Bij brief van 10 maart 2004 heeft het college van antwoord gediend.

Bij brief van 15 maart 2004 heeft de wildbeheereenheid, die ingevolge artikel 8:26, eerste lid, van de Algemene wet bestuursrecht als partij tot het geding is toegelaten, een memorie ingediend.

Bij brief van 28 mei 2004 heeft appellante een nader stuk ingediend. Dit stuk is in kopie aan de andere partijen toegezonden.

De Afdeling heeft de zaak ter zitting behandeld op 14 juni 2004, waar appellante, vertegenwoordigd door drs. A.P. de Jong, secretaris, en H.H. Niesen, gemachtigde, en het college, vertegenwoordigd door W. Wolbers en R. Hoeve, beiden werkzaam bij de provincie, en de wildbeheereenheid, vertegenwoordigd door mr. A.G. Dijkhuis, werkzaam bij de Koninklijke Nederlandse Jagers Vereniging, zijn verschenen.

2. Overwegingen

2.1. Vooropgesteld zij dat de termijn waarvoor de onderhavige ontheffing als bedoeld in artikel 68 van de Flora- en faunawet (hierna: de Ffw) is verleend, inmiddels is verstreken. Gelet hierop ziet de Afdeling zich gesteld voor de vraag of appellante nog belang heeft bij een inhoudelijk oordeel omtrent de rechtmatigheid van de verleende ontheffing. Dat belang kan zijn gelegen in de omstandigheid dat appellante het inhoudelijke oordeel van de Afdeling kan betrekken bij eventuele toekomstige aanvragen voor ontheffing op grond van artikel 68 van de Ffw.

De Afdeling beantwoordt deze vraag ontkennend. Vaststaat dat de zwarte kraai per 1 april 2004 is geplaatst op de landelijke vrijstellingslijst, bijlage 1 bij het Besluit beheer en schadebestrijding dieren.

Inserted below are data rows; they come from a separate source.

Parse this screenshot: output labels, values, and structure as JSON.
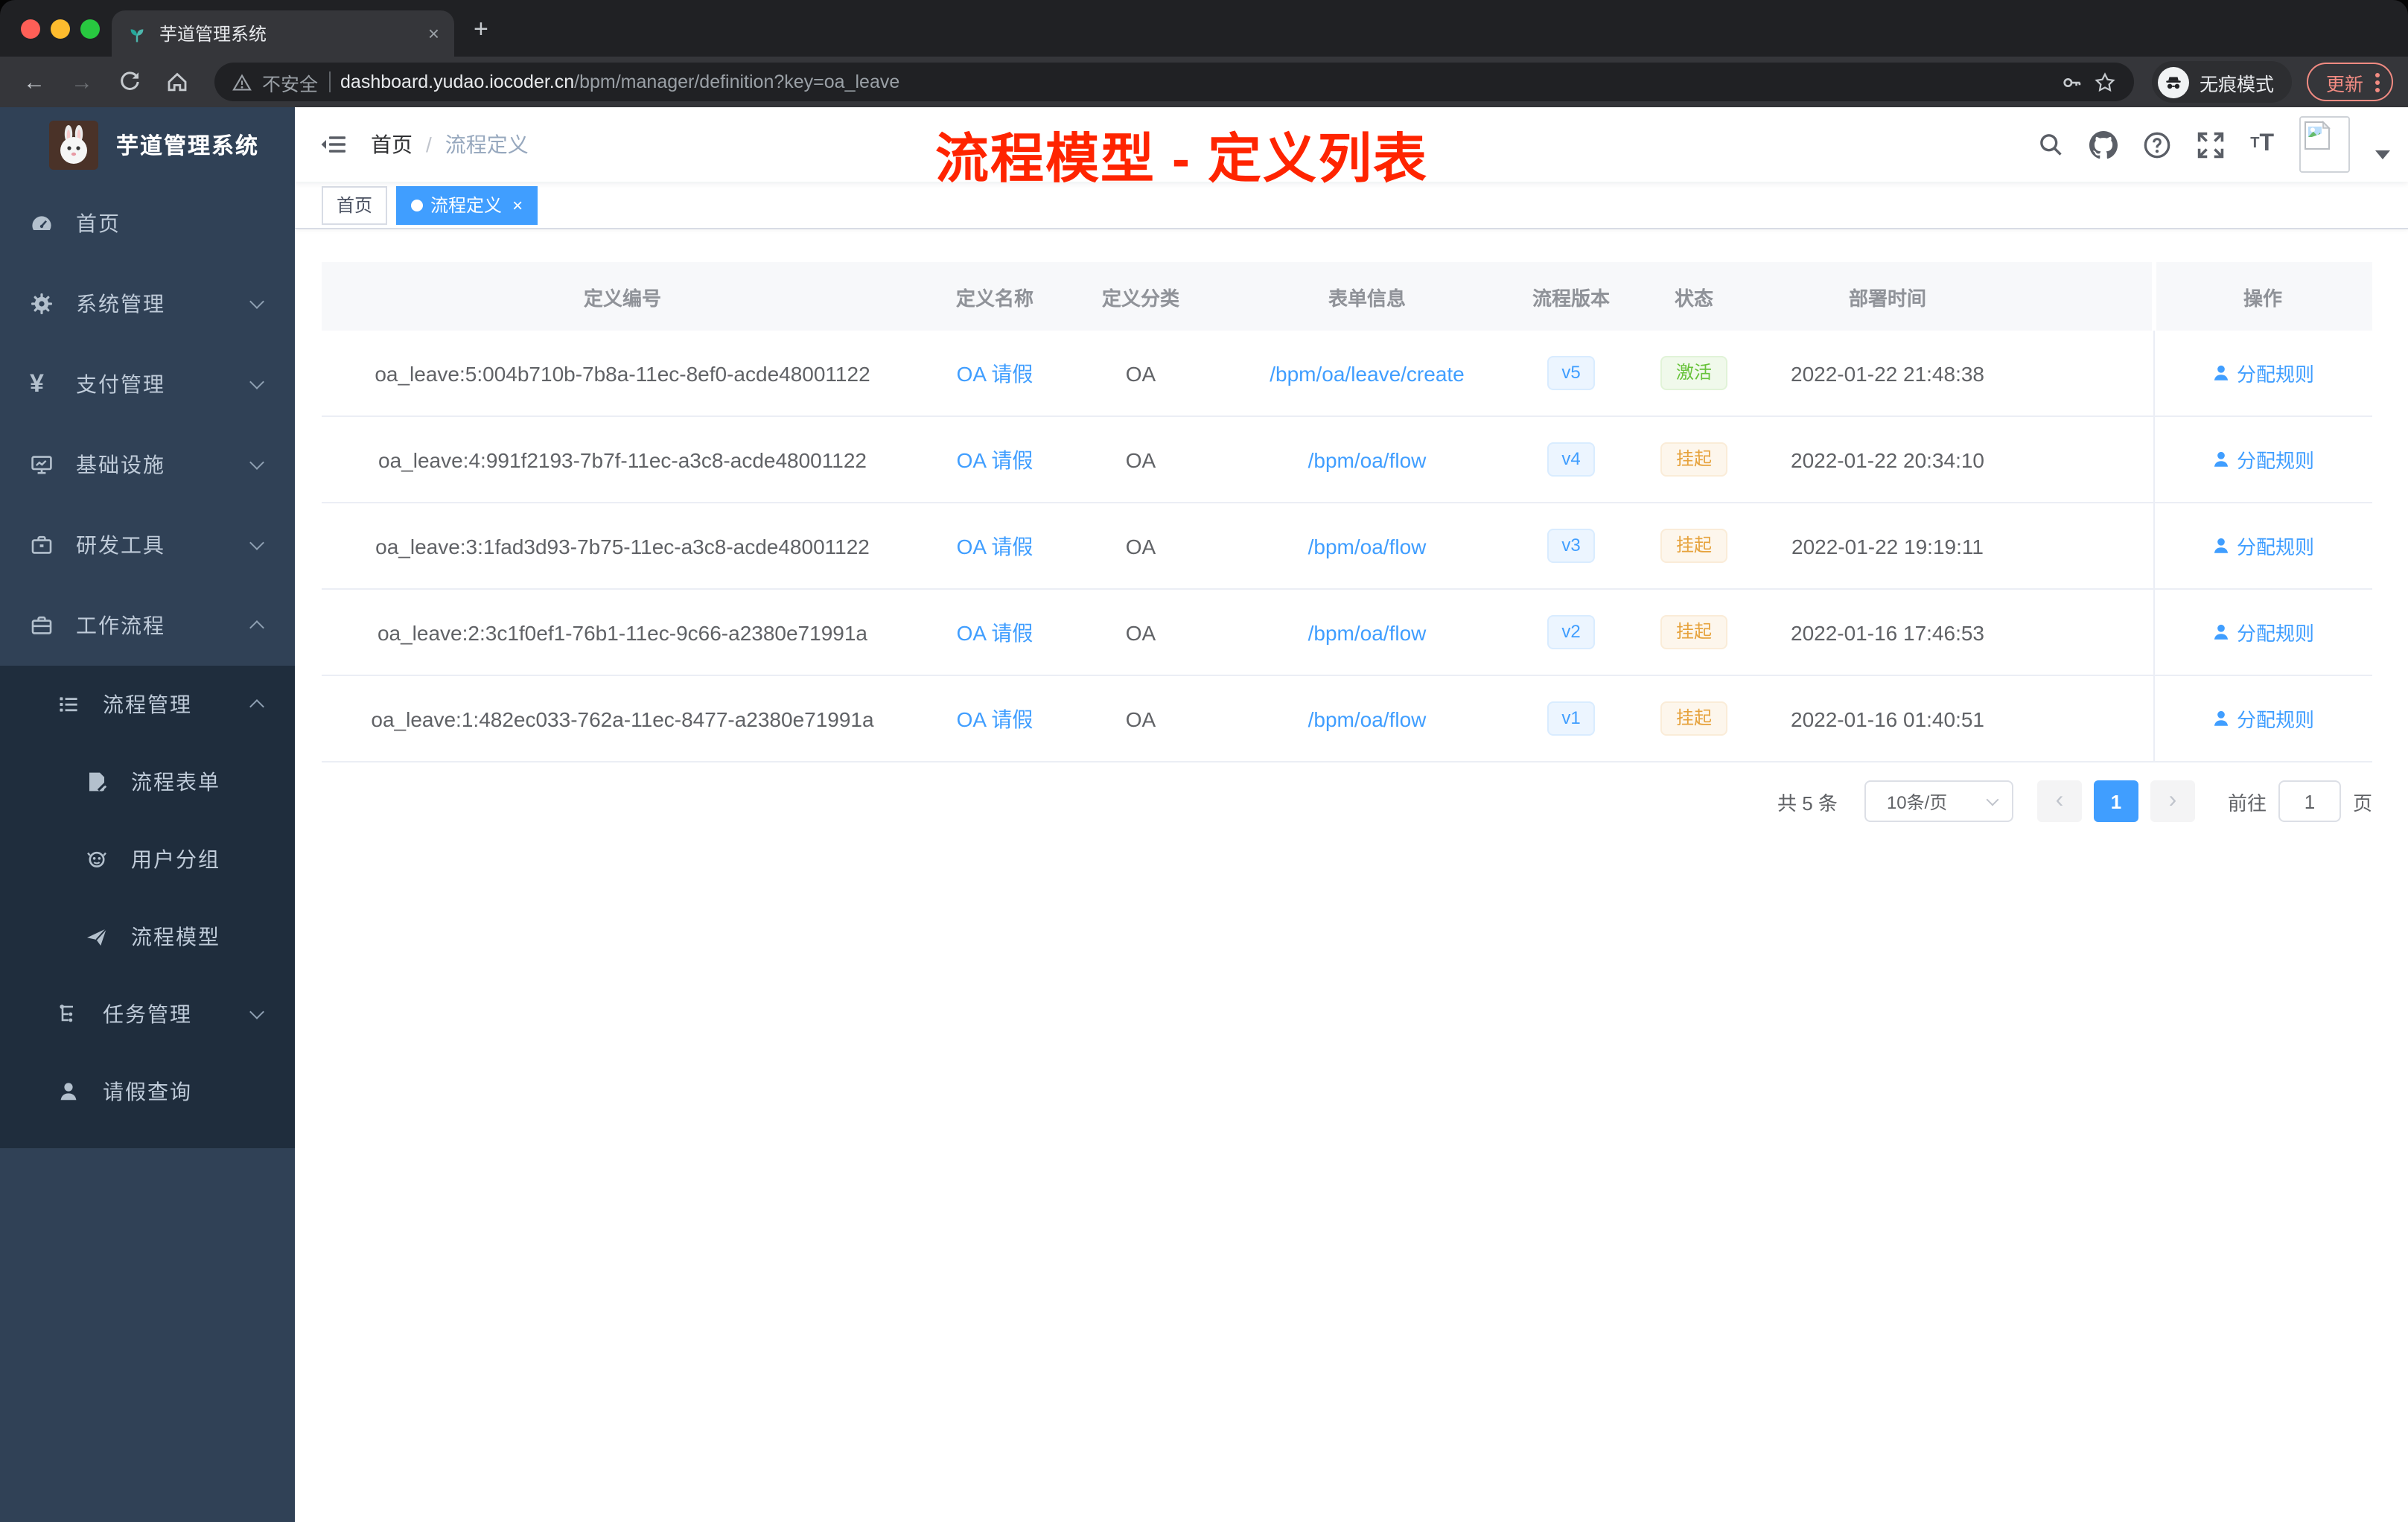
{
  "browser": {
    "tab": {
      "title": "芋道管理系统",
      "close": "×"
    },
    "new_tab_button": "+",
    "nav": {
      "back": "←",
      "forward": "→"
    },
    "omnibox": {
      "security_label": "不安全",
      "host": "dashboard.yudao.iocoder.cn",
      "path": "/bpm/manager/definition?key=oa_leave"
    },
    "incognito_label": "无痕模式",
    "update_button": "更新"
  },
  "sidebar": {
    "logo_title": "芋道管理系统",
    "menu": [
      {
        "label": "首页",
        "icon": "dashboard-icon"
      },
      {
        "label": "系统管理",
        "icon": "gear-icon",
        "expand": "down"
      },
      {
        "label": "支付管理",
        "icon": "yen-icon",
        "expand": "down"
      },
      {
        "label": "基础设施",
        "icon": "monitor-icon",
        "expand": "down"
      },
      {
        "label": "研发工具",
        "icon": "toolbox-icon",
        "expand": "down"
      },
      {
        "label": "工作流程",
        "icon": "workflow-icon",
        "expand": "up"
      }
    ],
    "submenu": [
      {
        "label": "流程管理",
        "icon": "list-icon",
        "expand": "up"
      },
      {
        "label": "流程表单",
        "icon": "form-icon"
      },
      {
        "label": "用户分组",
        "icon": "group-icon"
      },
      {
        "label": "流程模型",
        "icon": "paper-plane-icon"
      },
      {
        "label": "任务管理",
        "icon": "task-tree-icon",
        "expand": "down"
      },
      {
        "label": "请假查询",
        "icon": "person-icon"
      }
    ]
  },
  "header": {
    "breadcrumb": {
      "home": "首页",
      "separator": "/",
      "current": "流程定义"
    },
    "annotation": "流程模型 - 定义列表"
  },
  "tags": [
    {
      "label": "首页",
      "active": false
    },
    {
      "label": "流程定义",
      "active": true,
      "close": "×"
    }
  ],
  "table": {
    "columns": [
      "定义编号",
      "定义名称",
      "定义分类",
      "表单信息",
      "流程版本",
      "状态",
      "部署时间",
      "操作"
    ],
    "rows": [
      {
        "id": "oa_leave:5:004b710b-7b8a-11ec-8ef0-acde48001122",
        "name": "OA 请假",
        "category": "OA",
        "form": "/bpm/oa/leave/create",
        "version": "v5",
        "status": "激活",
        "status_type": "success",
        "time": "2022-01-22 21:48:38",
        "action": "分配规则"
      },
      {
        "id": "oa_leave:4:991f2193-7b7f-11ec-a3c8-acde48001122",
        "name": "OA 请假",
        "category": "OA",
        "form": "/bpm/oa/flow",
        "version": "v4",
        "status": "挂起",
        "status_type": "warning",
        "time": "2022-01-22 20:34:10",
        "action": "分配规则"
      },
      {
        "id": "oa_leave:3:1fad3d93-7b75-11ec-a3c8-acde48001122",
        "name": "OA 请假",
        "category": "OA",
        "form": "/bpm/oa/flow",
        "version": "v3",
        "status": "挂起",
        "status_type": "warning",
        "time": "2022-01-22 19:19:11",
        "action": "分配规则"
      },
      {
        "id": "oa_leave:2:3c1f0ef1-76b1-11ec-9c66-a2380e71991a",
        "name": "OA 请假",
        "category": "OA",
        "form": "/bpm/oa/flow",
        "version": "v2",
        "status": "挂起",
        "status_type": "warning",
        "time": "2022-01-16 17:46:53",
        "action": "分配规则"
      },
      {
        "id": "oa_leave:1:482ec033-762a-11ec-8477-a2380e71991a",
        "name": "OA 请假",
        "category": "OA",
        "form": "/bpm/oa/flow",
        "version": "v1",
        "status": "挂起",
        "status_type": "warning",
        "time": "2022-01-16 01:40:51",
        "action": "分配规则"
      }
    ]
  },
  "pagination": {
    "total": "共 5 条",
    "page_size": "10条/页",
    "prev": "‹",
    "next": "›",
    "current_page": "1",
    "goto_label": "前往",
    "goto_value": "1",
    "page_unit": "页"
  },
  "colors": {
    "primary": "#409eff",
    "success": "#67c23a",
    "warning": "#e6a23c",
    "sidebar_bg": "#304156",
    "submenu_bg": "#1f2d3d",
    "sidebar_text": "#bfcbd9",
    "tag_active": "#409eff",
    "annotation": "#ff2400",
    "header_text": "#909399"
  }
}
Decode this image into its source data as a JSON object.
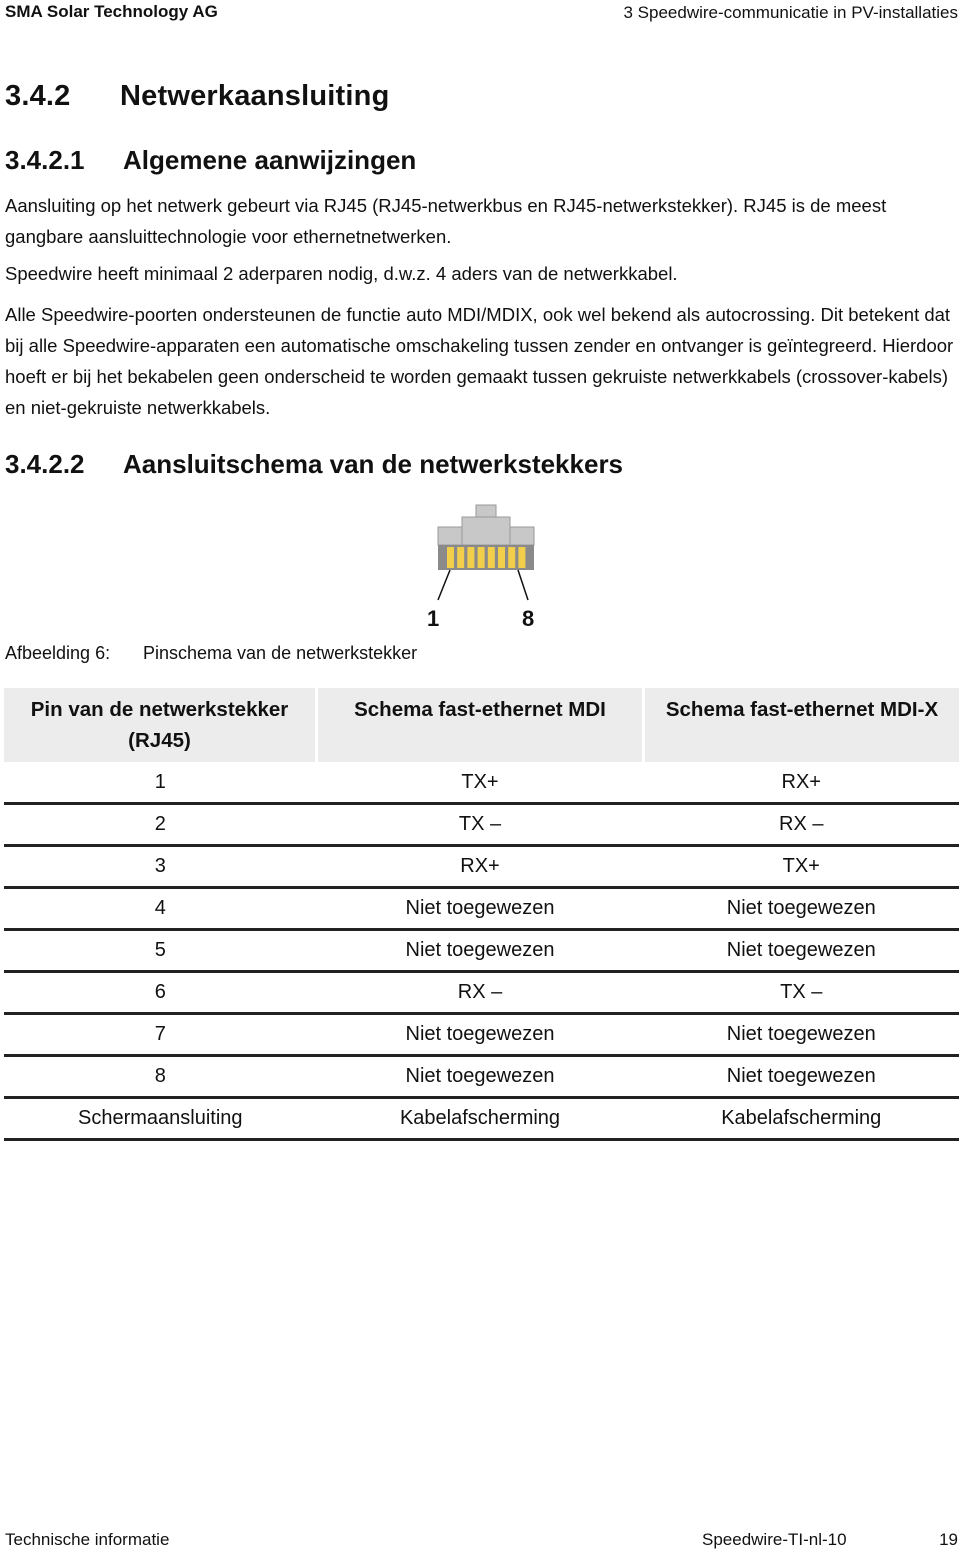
{
  "header": {
    "company": "SMA Solar Technology AG",
    "chapter": "3  Speedwire-communicatie in PV-installaties"
  },
  "section": {
    "number": "3.4.2",
    "title": "Netwerkaansluiting"
  },
  "subsection1": {
    "number": "3.4.2.1",
    "title": "Algemene aanwijzingen",
    "paragraphs": [
      "Aansluiting op het netwerk gebeurt via RJ45 (RJ45-netwerkbus en RJ45-netwerkstekker). RJ45 is de meest gangbare aansluittechnologie voor ethernetnetwerken.",
      "Speedwire heeft minimaal 2 aderparen nodig, d.w.z. 4 aders van de netwerkkabel.",
      "Alle Speedwire-poorten ondersteunen de functie auto MDI/MDIX, ook wel bekend als autocrossing. Dit betekent dat bij alle Speedwire-apparaten een automatische omschakeling tussen zender en ontvanger is geïntegreerd. Hierdoor hoeft er bij het bekabelen geen onderscheid te worden gemaakt tussen gekruiste netwerkkabels (crossover-kabels) en niet-gekruiste netwerkkabels."
    ]
  },
  "subsection2": {
    "number": "3.4.2.2",
    "title": "Aansluitschema van de netwerkstekkers"
  },
  "figure": {
    "icon": "rj45-connector-icon",
    "pin_first": "1",
    "pin_last": "8",
    "colors": {
      "body": "#c8c8c8",
      "contacts": "#f2cf4a",
      "side": "#8a8a8a"
    },
    "caption_label": "Afbeelding 6:",
    "caption_text": "Pinschema van de netwerkstekker"
  },
  "table": {
    "headers": [
      "Pin van de netwerkstekker (RJ45)",
      "Schema fast-ethernet MDI",
      "Schema fast-ethernet MDI-X"
    ],
    "rows": [
      [
        "1",
        "TX+",
        "RX+"
      ],
      [
        "2",
        "TX –",
        "RX –"
      ],
      [
        "3",
        "RX+",
        "TX+"
      ],
      [
        "4",
        "Niet toegewezen",
        "Niet toegewezen"
      ],
      [
        "5",
        "Niet toegewezen",
        "Niet toegewezen"
      ],
      [
        "6",
        "RX –",
        "TX –"
      ],
      [
        "7",
        "Niet toegewezen",
        "Niet toegewezen"
      ],
      [
        "8",
        "Niet toegewezen",
        "Niet toegewezen"
      ],
      [
        "Schermaansluiting",
        "Kabelafscherming",
        "Kabelafscherming"
      ]
    ]
  },
  "footer": {
    "left": "Technische informatie",
    "doc_id": "Speedwire-TI-nl-10",
    "page": "19"
  }
}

Plaatsing op deze lijst houdt in dat de grondgebruiker gedurende het gehele jaar op zijn gronden de zwarte kraai mag bestrijden ter voorkoming van belangrijke schade aan gewassen, vee, bossen, bedrijfsmatige visserij en wateren. Hoewel hiermee op zichzelf de mogelijkheid blijft bestaan om een ontheffing als bedoeld in artikel 68 van de Ffw te verlenen voor het doden van de zwarte kraai ter voorkoming van schade aan fauna, zoals in dit geval de weidevogels, heeft het college ter zitting uitdrukkelijk verklaard dat gelet op het feit dat de zwarte kraai op de landelijke vrijstellingslijst is geplaatst, voor het doden van de zwarte kraai ter voorkoming van schade aan fauna geen ontheffing als bedoeld in artikel 68 van de Ffw meer zal worden verleend.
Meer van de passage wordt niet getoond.